Birleşmiş Milletler'in 2025 başı itibarıyla yayınladığı verilerde 30,4 milyon insan acil insani yardıma muhtaç olduğu paylaşıldı. Yaklaşık 8,8 milyon kişi ülke içinde evini terk etti; 3 milyondan fazlası ise Çad, Güney Sudan, Mısır ve Etiyopya’ya sığındı. 25 milyon kişi akut gıda güvensizliği yaşıyor, 5 milyona yakın kadın ve çocuk yetersiz beslenme tehlikesiyle karşı karşıya. Açlık, çatışmanın bir sonucu değil, bilinçli bir savaş aracı haline gelmiş durumda. Hem RSF hem SAF, insani yardım konvoylarını engelleyip depoları yağmalayarak açlığı stratejik biçimde kullanıyor. Sağlık sisteminin yüzde 80’inin işlemez hale gelmesi ise kolera ve kızamık gibi salgınların yayılmasına yol açıyor.
Darfur’da ise savaş suçları ve soykırım iddiaları gündemde. RSF ve müttefik Arap milisler, özellikle Batı Darfur’da Arap olmayan Masalit topluluğunu hedef alarak sistematik şiddet eylemleri gerçekleştirdi. ABD hükümeti, Ocak 2025’te RSF’nin Darfur’da soykırım işlediğini resmen tanıdı. Kadın ve kız çocuklarına yönelik tecavüz, cinsel kölelik ve toplu saldırılar, savaşın en korkunç boyutlarından biri haline geldi.
"Etnik temizlik": El Faşir'de neler oldu?
Çatışmalar, sivil halk için tam bir felakete dönüştü. RSF birliklerinin şehre yönelik ağır saldırıları sonucu, BM ve bağımsız gözlemciler en az 2000 sivilin öldürüldüğünü bildiriyor.
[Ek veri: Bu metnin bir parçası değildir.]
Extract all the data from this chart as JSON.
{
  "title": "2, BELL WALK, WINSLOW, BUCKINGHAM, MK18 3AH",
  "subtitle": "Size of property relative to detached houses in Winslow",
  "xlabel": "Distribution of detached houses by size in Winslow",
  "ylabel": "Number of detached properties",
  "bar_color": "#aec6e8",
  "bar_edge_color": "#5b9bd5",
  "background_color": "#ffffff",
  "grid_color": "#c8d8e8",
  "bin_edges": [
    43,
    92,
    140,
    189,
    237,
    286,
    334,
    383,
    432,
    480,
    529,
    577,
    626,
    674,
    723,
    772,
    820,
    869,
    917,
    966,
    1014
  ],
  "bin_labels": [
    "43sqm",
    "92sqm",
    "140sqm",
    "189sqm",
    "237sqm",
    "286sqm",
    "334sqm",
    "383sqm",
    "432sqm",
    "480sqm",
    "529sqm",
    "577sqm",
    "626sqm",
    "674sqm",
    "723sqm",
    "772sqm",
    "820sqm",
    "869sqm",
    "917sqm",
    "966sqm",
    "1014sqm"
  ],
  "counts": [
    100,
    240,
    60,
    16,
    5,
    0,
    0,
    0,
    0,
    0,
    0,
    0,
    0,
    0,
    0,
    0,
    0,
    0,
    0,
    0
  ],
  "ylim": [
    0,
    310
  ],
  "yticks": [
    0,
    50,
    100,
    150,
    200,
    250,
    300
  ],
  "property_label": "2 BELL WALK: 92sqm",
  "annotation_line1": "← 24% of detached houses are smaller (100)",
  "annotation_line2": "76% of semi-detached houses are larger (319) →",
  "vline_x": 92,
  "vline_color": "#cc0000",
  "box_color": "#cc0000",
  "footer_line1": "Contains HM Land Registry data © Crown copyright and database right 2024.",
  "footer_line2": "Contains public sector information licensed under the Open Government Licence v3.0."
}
Uydu görüntüleri, toplu mezarların oluştuğunu doğrularken; sahadan gelen tanıklıklar, kadın ve çocukların da hedef alındığını gösteriyor.
Kentte yaklaşık 177 000 sivil hâlâ kuşatma altında ve temel ihtiyaçlara erişim tamamen kesilmiş durumda. BM’ye bağlı kuruluşlar, şehirde gıda stoklarının tükendiğini, yüzlerce ailenin yakındaki Tawila kasabasına sığınmaya çalıştığını bildiriyor. Ancak RSF kontrol noktaları nedeniyle sivillerin çoğu şehirden çıkamıyor. UNICEF ve İnsan Hakları İzleme Örgütü (HRW), yaşananları “zorla yerinden etme” ve “etnik temizlik” olarak nitelendiriyor.
El Faşir, Darfur’un idari merkezi olması ve Sudan ordusunun bölgedeki son dayanak noktası olması nedeniyle stratejik anlamda hayli önemli. Şehrin RSF’nin eline geçmesi, hem askeri dengeyi değiştirecek hem de Darfur’daki etnik çatışmaları tüm bölgeye yayma riski yaratacak. Uzmanlar, şiddetin bu ölçekte devam etmesi hâlinde bölgesel bir göç krizinin kaçınılmaz olduğunu belirtiyor.
Beraber devrim yapmışlardı: RSF ve SAF birbiriyle neden savaşıyor?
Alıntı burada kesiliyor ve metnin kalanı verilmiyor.